Speculative Actions: A Lossless Framework for Faster Agentic Systems
Naimeng Ye, Arnav Ahuja, Georgios Liargkovas, Yunan Lu, Kostis Kaffes, Tianyi Peng
TL;DR
The paper addresses the latency bottleneck in agent-environment loops caused by strictly sequential API calls. It introduces Speculative Actions, a lossless framework that pairs a fast Speculator with a slower, authoritative Actor to preemptively pursue likely next actions in parallel, enabling parallelization without sacrificing correctness. A formal analysis shows that, under reasonable assumptions, the end-to-end latency ratio converges to $1 - \frac{p}{1+p} \cdot \frac{\alpha}{\alpha+\beta}$ as $T \to \infty$, implying substantial speedups in ideal conditions; the framework also supports multi-step and uncertainty-aware extensions. Empirically, the approach yields meaningful time savings across chess, e-commerce dialogues, multi-hop web search, and an OS-tuning scenario, with practical guidance on model selection and safety mechanics. The work offers a general design principle—opportunistic parallelism in environment interactions—that moves toward real-time, scalable agentic systems and suggests future directions in hierarchical speculator-actor designs and reinforcement-learning-informed speculation.
Abstract
Despite growing interest in AI agents across industry and academia, their execution in an environment is often slow, hampering training, evaluation, and deployment. For example, a game of chess between two state-of-the-art agents may take hours. A critical bottleneck is that agent behavior unfolds sequentially: each action requires an API call, and these calls can be time-consuming.
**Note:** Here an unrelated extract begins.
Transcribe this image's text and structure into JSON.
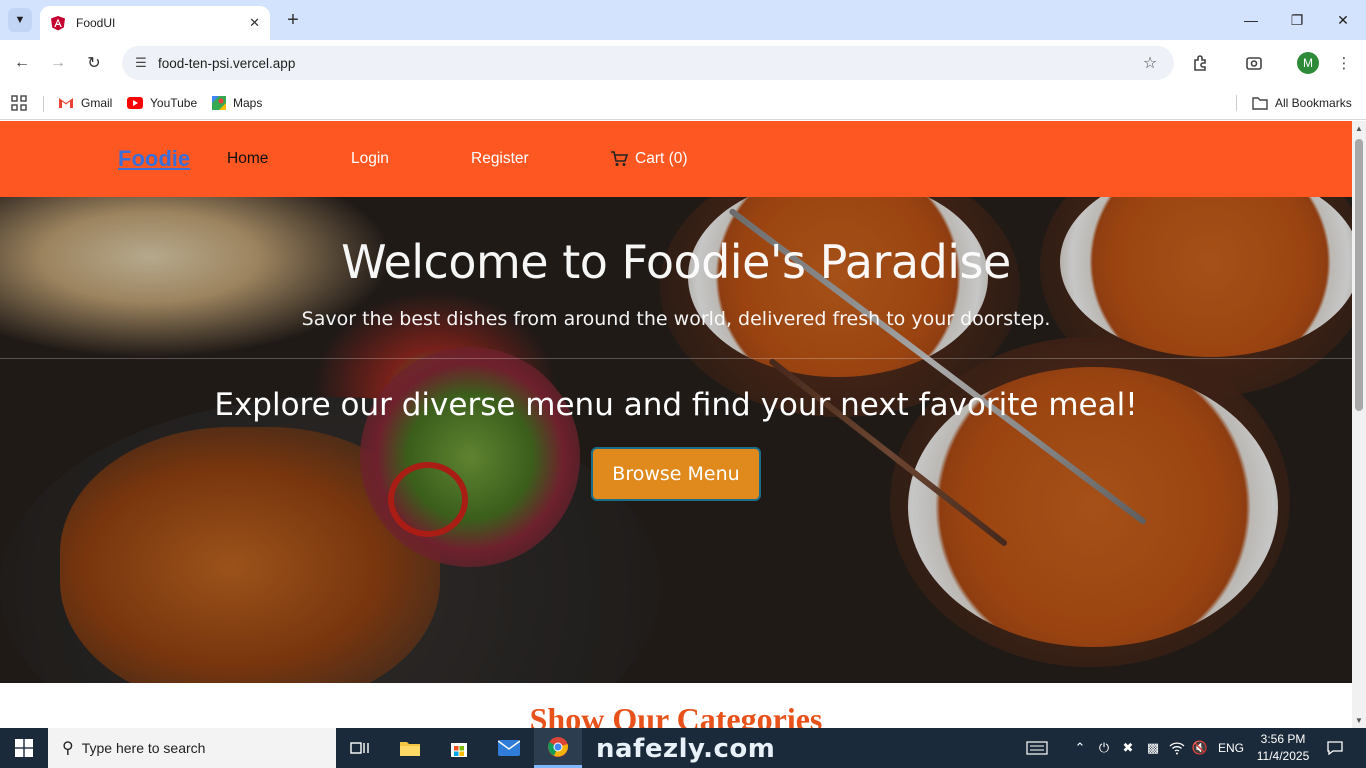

Inspired by speculative execution in microprocessors and speculative decoding in LLM inference, we propose speculative actions, a lossless framework for general agentic systems that predicts likely actions using faster models, enabling multiple steps to be executed in parallel. We evaluate this framework across three agentic environments: gaming, e-commerce, web search, and a "lossy" extension for an operating systems environment. In all cases, speculative actions achieve substantial accuracy in next-action prediction (up to 55%), translating into significant reductions in end-to-end latency. Moreover, performance can be further improved through stronger guessing models, top-K action prediction, multi-step speculation, and uncertainty-aware optimization, opening a promising path toward deploying low-latency agentic systems in the real world.